Truncation error with growing step size When I read about finite difference methods (or really any approximation method), truncation error is often central to the discussion, and rightfully so. But it is also most often discussed in the context of consistency/convergence where the step size decreases. My question is, what happens when you go the other way? Instead of making the step size smaller, lets make it larger! Does the idea of "leading truncation error" go out the window, in which the higher order terms dominate the error?
 A: Yes, in $c_1h^p+c_2h^{p+1}+...$, the second term will dominate the first one for $h>\frac{c_1}{c_2}$. 
In numerical applications, the many steps required by smaller step sizes eventually accumulate floating point noise sufficient to dominate the truncation error, so that a loglog plot of error vs. step size has a V shape with a fuzzy left leg, a middle piece on the right leg that is linearly raising and then some curved section for large $h$.

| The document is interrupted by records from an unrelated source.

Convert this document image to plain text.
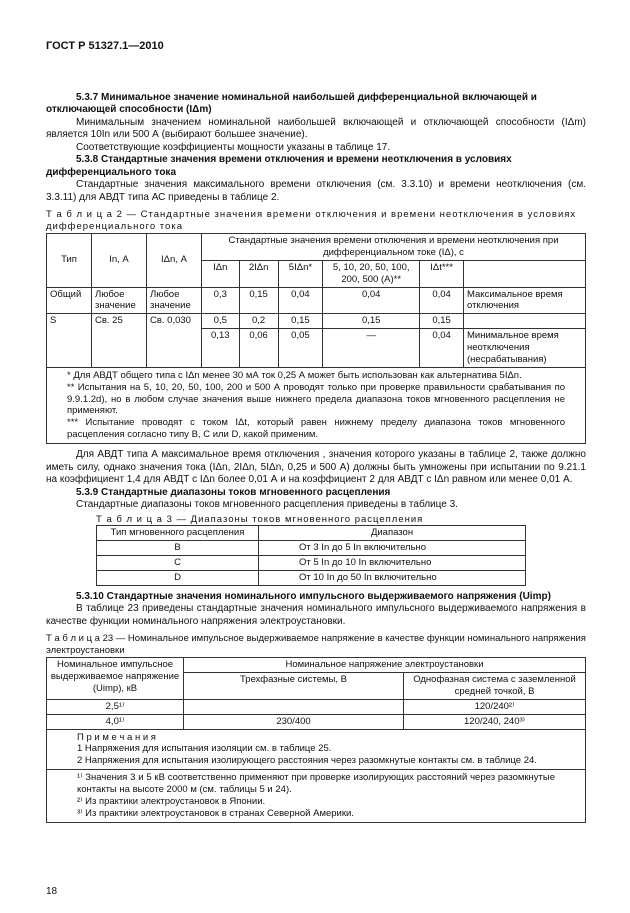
ГОСТ Р 51327.1—2010

5.3.7 Минимальное значение номинальной наибольшей дифференциальной включающей и отключающей способности (IΔm)

Минимальным значением номинальной наибольшей включающей и отключающей способности (IΔm) является 10In или 500 А (выбирают большее значение).

Соответствующие коэффициенты мощности указаны в таблице 17.

5.3.8 Стандартные значения времени отключения и времени неотключения в условиях дифференциального тока

Стандартные значения максимального времени отключения (см. 3.3.10) и времени неотключения (см. 3.3.11) для АВДТ типа АС приведены в таблице 2.

Т а б л и ц а 2 — Стандартные значения времени отключения и времени неотключения в условиях дифференциального тока

Тип	In, А	IΔn, А	Стандартные значения времени отключения и времени неотключения при дифференциальном токе (IΔ), с					
			IΔn	2IΔn	5IΔn*	5, 10, 20, 50, 100, 200, 500 (А)**	IΔt***	
Общий	Любое значение	Любое значение	0,3	0,15	0,04	0,04	0,04	Максимальное время отключения
S	Св. 25	Св. 0,030	0,5	0,2	0,15	0,15	0,15	
			0,13	0,06	0,05	—	0,04	Минимальное время неотключения (несрабатывания)

* Для АВДТ общего типа с IΔn менее 30 мА ток 0,25 А может быть использован как альтернатива 5IΔn.

** Испытания на 5, 10, 20, 50, 100, 200 и 500 А проводят только при проверке правильности срабатывания по 9.9.1.2d), но в любом случае значения выше нижнего предела диапазона токов мгновенного расцепления не применяют.

*** Испытание проводят с током IΔt, который равен нижнему пределу диапазона токов мгновенного расцепления согласно типу В, С или D, какой применим.								

Для АВДТ типа А максимальное время отключения , значения которого указаны в таблице 2, также должно иметь силу, однако значения тока (IΔn, 2IΔn, 5IΔn, 0,25 и 500 А) должны быть умножены при испытании по 9.21.1 на коэффициент 1,4 для АВДТ с IΔn более 0,01 А и на коэффициент 2 для АВДТ с IΔn равном или менее 0,01 А.

5.3.9 Стандартные диапазоны токов мгновенного расцепления

Стандартные диапазоны токов мгновенного расцепления приведены в таблице 3.

Т а б л и ц а 3 — Диапазоны токов мгновенного расцепления

Тип мгновенного расцепления	Диапазон
B	От 3 In до 5 In включительно
C	От 5 In до 10 In включительно
D	От 10 In до 50 In включительно

5.3.10 Стандартные значения номинального импульсного выдерживаемого напряжения (Uimp)

В таблице 23 приведены стандартные значения номинального импульсного выдерживаемого напряжения в качестве функции номинального напряжения электроустановки.

Т а б л и ц а 23 — Номинальное импульсное выдерживаемое напряжение в качестве функции номинального напряжения электроустановки

Номинальное импульсное выдерживаемое напряжение (Uimp), кВ	Номинальное напряжение электроустановки	
	Трехфазные системы, В	Однофазная система с заземленной средней точкой, В
2,5¹⁾		120/240²⁾
4,0¹⁾	230/400	120/240, 240³⁾

П р и м е ч а н и я

1 Напряжения для испытания изоляции см. в таблице 25.

2 Напряжения для испытания изолирующего расстояния через разомкнутые контакты см. в таблице 24.		

¹⁾ Значения 3 и 5 кВ соответственно применяют при проверке изолирующих расстояний через разомкнутые контакты на высоте 2000 м (см. таблицы 5 и 24).

²⁾ Из практики электроустановок в Японии.

³⁾ Из практики электроустановок в странах Северной Америки.		

18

For a non-linear test problem $F[y]=F[p]$ with $F[y]=y''+1.16\sin(y)$ with exact solution $y(t)=p(t)=\cos(t)$ over the interval $[0,10]$ and using the 4th order classical Runge-Kutta method, this can look like this

The main error trends are first the accumulated floating point errors proportional to $\mu\frac{T}{h}$ where $\mu$ is the machine constant and $T$ the length of the integration interval, so that $T/h$ is the number of steps. And second the global error of the method proportional to $h^4$. A good fit was found with $h\mapsto\frac{10^{-15}}h+0.03\cdot h^4$. 
Adding further higher order terms allows to reproduce the non-linear shape for larger $h$. Playing with the coefficients, a good fit was found manually with $\frac{10^{-15}}h+0.03\cdot h^4-0.08\cdot h^5+0.0225\cdot h^6$.